The shaking spread from her hands to her arms.

This wasn't just journalists chasing a headline.

Something else was moving.

When Jun-ho texted his arrival, Maya slipped out the back entrance, avoiding the cluster of media vans parked at the front. His motorcycle waited in the alley, engine already running.

"We can't go to Min-seo's," he said as she climbed on. "Too obvious. She's meeting us at the backup location."

Maya nodded, wrapping her arms around his waist as they accelerated into traffic.

Behind them, her apartment building shrank in the fading light.
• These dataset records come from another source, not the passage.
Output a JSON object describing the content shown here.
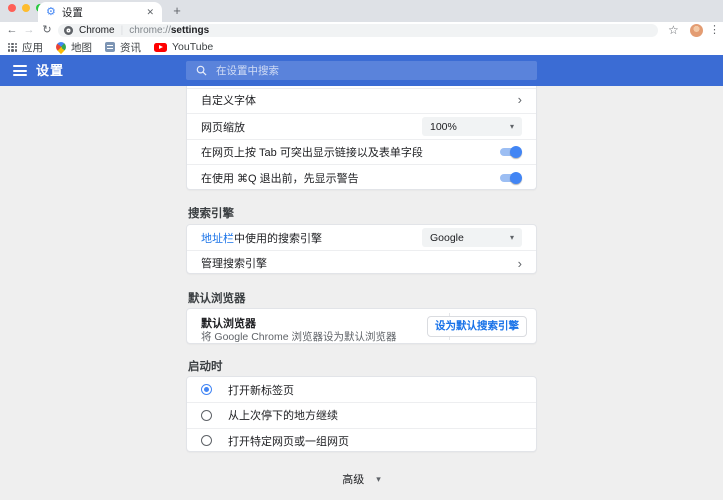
{
  "browser": {
    "tab_title": "设置",
    "omnibox": {
      "site": "Chrome",
      "separator": "|",
      "scheme": "chrome://",
      "path": "settings"
    },
    "bookmarks": {
      "apps": "应用",
      "maps": "地图",
      "news": "资讯",
      "youtube": "YouTube"
    }
  },
  "header": {
    "title": "设置",
    "search_placeholder": "在设置中搜索"
  },
  "appearance": {
    "customize_fonts": "自定义字体",
    "page_zoom_label": "网页缩放",
    "page_zoom_value": "100%",
    "tab_highlight_label": "在网页上按 Tab 可突出显示链接以及表单字段",
    "warn_quit_label": "在使用 ⌘Q 退出前，先显示警告"
  },
  "search_engine": {
    "section_title": "搜索引擎",
    "address_bar_link": "地址栏",
    "address_bar_rest": "中使用的搜索引擎",
    "engine_value": "Google",
    "manage_label": "管理搜索引擎"
  },
  "default_browser": {
    "section_title": "默认浏览器",
    "card_title": "默认浏览器",
    "card_subtitle": "将 Google Chrome 浏览器设为默认浏览器",
    "button_label": "设为默认搜索引擎"
  },
  "startup": {
    "section_title": "启动时",
    "options": [
      {
        "label": "打开新标签页",
        "selected": true
      },
      {
        "label": "从上次停下的地方继续",
        "selected": false
      },
      {
        "label": "打开特定网页或一组网页",
        "selected": false
      }
    ]
  },
  "footer": {
    "advanced_label": "高级"
  },
  "icons": {
    "back": "←",
    "forward": "→",
    "reload": "↻",
    "star": "☆",
    "menu": "⋮",
    "close": "✕",
    "new_tab": "+",
    "gear": "⚙",
    "arrow_right": "›",
    "caret_down": "▾"
  },
  "colors": {
    "header_blue": "#3b6cd4",
    "accent_blue": "#4285f4",
    "link_blue": "#1a73e8"
  }
}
                                                                                        ***

The basement café in Hongdae existed in a permanent twilight—windows tinted against the outside world, lighting fixed to a soft glow that flattered everyone and revealed nothing. University students filled most of the tables, headphones on, textbooks open, lost in their own bubbles of concentration.
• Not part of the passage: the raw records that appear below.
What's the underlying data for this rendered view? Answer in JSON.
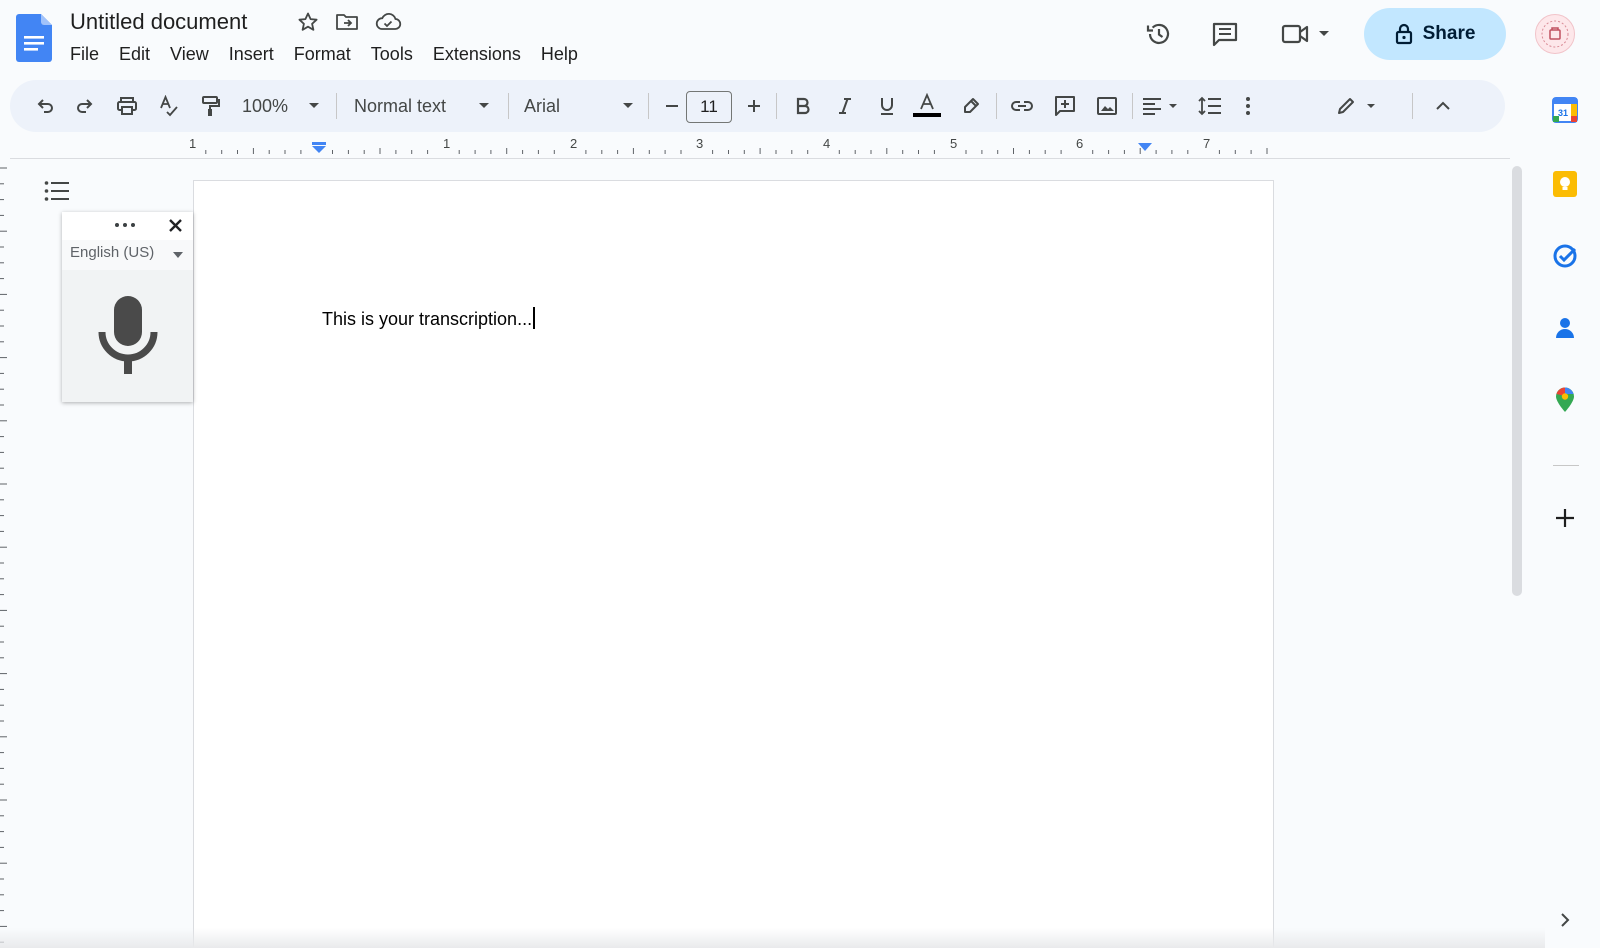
{
  "app": {
    "title": "Untitled document",
    "brand_color": "#4285f4"
  },
  "menu": [
    "File",
    "Edit",
    "View",
    "Insert",
    "Format",
    "Tools",
    "Extensions",
    "Help"
  ],
  "header": {
    "share_label": "Share",
    "share_bg": "#c2e7ff"
  },
  "toolbar": {
    "zoom": "100%",
    "style": "Normal text",
    "font": "Arial",
    "font_size": "11"
  },
  "ruler": {
    "labels": [
      "1",
      "1",
      "2",
      "3",
      "4",
      "5",
      "6",
      "7"
    ]
  },
  "document": {
    "text": "This is your transcription..."
  },
  "voice_typing": {
    "language": "English (US)"
  },
  "side_panel": {
    "calendar_day": "31"
  }
}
Perfect anonymity in plain sight.

Min-seo had claimed a corner booth. Three laptops were open before her, their screens angled away from casual view. Steam rising from untouched coffee.
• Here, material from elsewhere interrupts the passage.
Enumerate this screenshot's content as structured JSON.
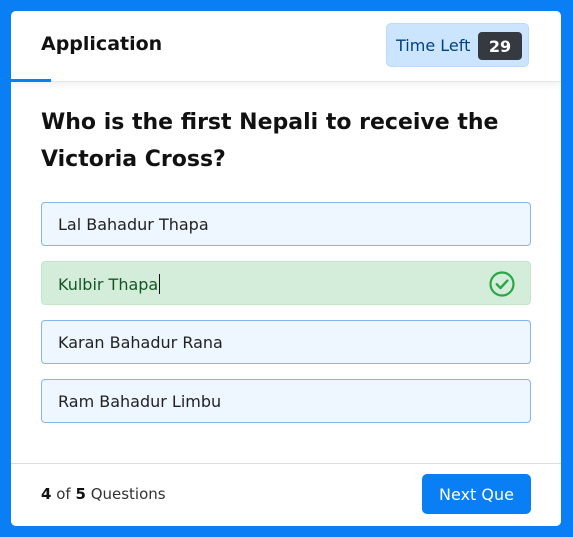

"The response is broader than we anticipated," she said as Maya and Jun-ho sat across from her. "Not just volume—type. Look."

She turned one laptop toward them. A map of Seoul lit up with points of light—not unlike Maya's installation—each one representing social media activity linked to the exhibition. But what caught Maya's attention were the patterns: clusters forming in specific neighbourhoods, lines of connection branching between them.

"People aren't just talking," Min-seo said. "They're meeting. Organising. Sharing experiences. It's becoming a movement."

Jun-ho studied the map, his expression sharpening. "What's HarmoniQ's latest?"

Min-seo switched screens. "Escalation. They've filed formal complaints—alleging the installation violated privacy laws, misrepresented proprietary algorithms. They're pushing for a government investigation."

Maya nodded. Corporate playbook, step three: weaponise the legal system. "And the government?"

Min-seo leaned in. "Here's where it gets interesting."

She opened another screen—internal government comms, somehow intercepted. Maya didn't ask how.

"Check this exchange between the Ministry of Digital Affairs and the Economic Development Committee."

The messages were cold, bureaucratic. But their meaning was clear:

One faction saw the exhibition as a threat to public order.

The other saw HarmoniQ's unchecked influence as a threat to government authority.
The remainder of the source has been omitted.